La haute clôture d'acier longe la rivière et traverse le champ où les chevaux de Pam Carnochan devraient être en train de paître. «Il a fallu qu'on les déplace», dit l'artiste, propriétaire d'un gîte rural tout près du Deerhurst Resort, où se tiendra le sommet du G8 dans un peu plus d'un mois.

Son histoire a fait la une de l'hebdo local à Huntsville, où vivent environ 18 000 personnes - un chiffre qui peut facilement tripler pendant la période estivale. La région de Muskoka, c'est un peu les Laurentides de Toronto.

Pour éviter les bouchons de circulation, la mère de deux enfants prévoit déménager la famille pendant les deux semaines entourant le sommet, quitte à fermer le gîte. Et déjà, elle a remarqué une baisse de sa clientèle, généralement plus importante durant cette période.

Malgré tout, elle refuse de se plaindre. «Nous ne sommes pas frustrés. C'est la vie, lance-t-elle. Ils ont été très respectueux avec nous... Disons que ce sera un été différent pour moi cette année.»

Une telle attitude aurait de quoi ravir le gouvernement fédéral. Depuis un an, policiers, organisateurs et politiciens ne ménagent pas les efforts pour limiter les inconvénients qu'aura ce sommet pour la population locale.

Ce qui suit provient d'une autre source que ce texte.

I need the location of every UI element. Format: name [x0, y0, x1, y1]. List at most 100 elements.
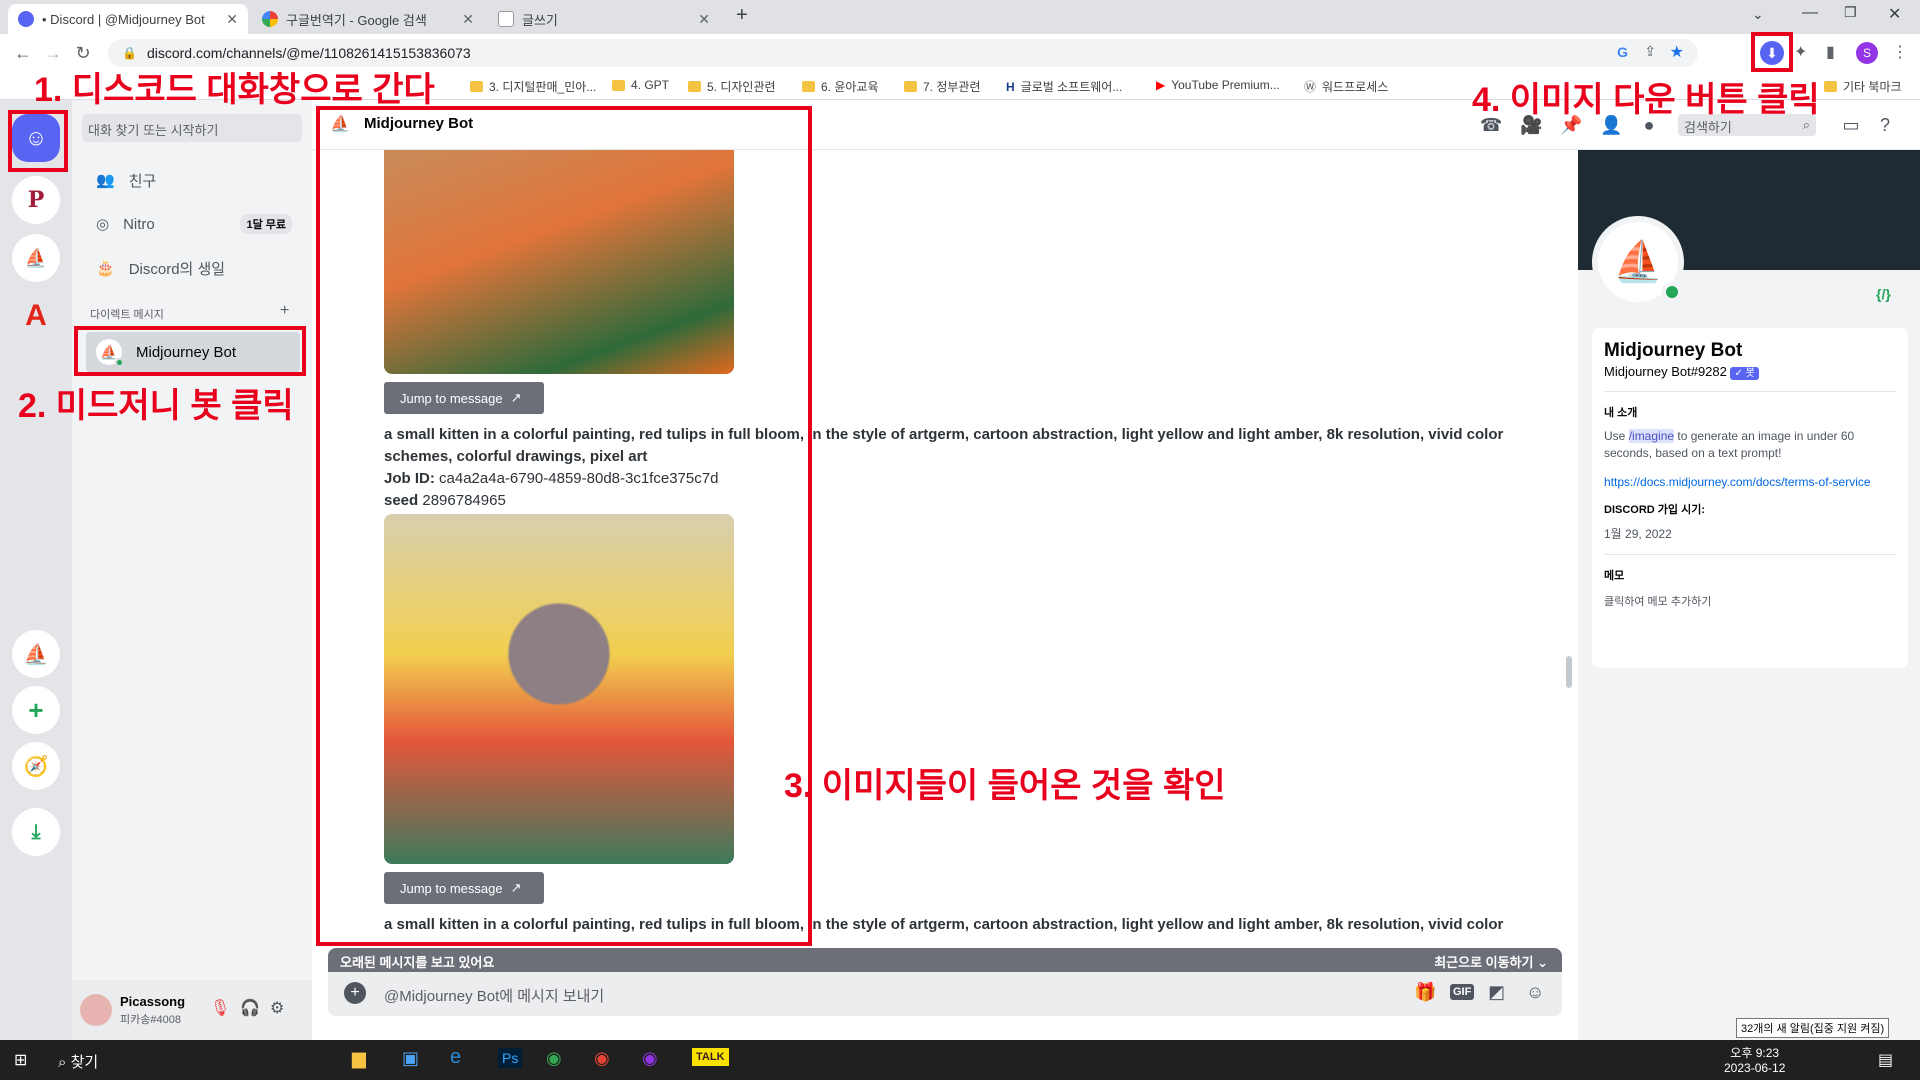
extensions-icon[interactable]: ✦ [1794, 42, 1807, 62]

Par exemple, Pam Carnochan sera dédommagée. Des agents de la GRC et des militaires multiplient les démarches pour se rapprocher de la communauté - le groupe intégré chargé de la sécurité vient même d'ouvrir un local pour répondre aux questions de la population, au centre-ville.

Depuis un an, plusieurs dizaines de millions de dollars ont été versés dans la région pour l'amélioration des infrastructures. C'est ainsi que Huntsville peut se vanter d'avoir un nouveau campus satellite de l'Université de Waterloo, une nouvelle patinoire, une piscine et un centre communautaire rénovés...

«Pour Huntsville, les retombées de ce G8 sont la grande victoire», estime le maire, Claude Doughty.

Tous ne partagent pas son opinion. Pour payer les 8 millions de dollars que représentent sa part des dépenses liées au G8, la ville a dû doubler sa dette. Et puis cette pluie de millions qui s'abat soudainement dans la circonscription du ministre Tony Clement en fait sourciller plusieurs dans la région.

«Nous voyons qu'il se dépense beaucoup d'argent et nous nous demandons: en fin de compte, quel est le bénéfice pour la ville? On construit beaucoup d'infrastructures, mais nous sommes aussi préoccupés par ce que cela entraînera, par la responsabilité d'entretenir ces immeubles», explique Mark Sinnage, du magasin Algonquin Outfitters, dans la rue principale de Huntsville.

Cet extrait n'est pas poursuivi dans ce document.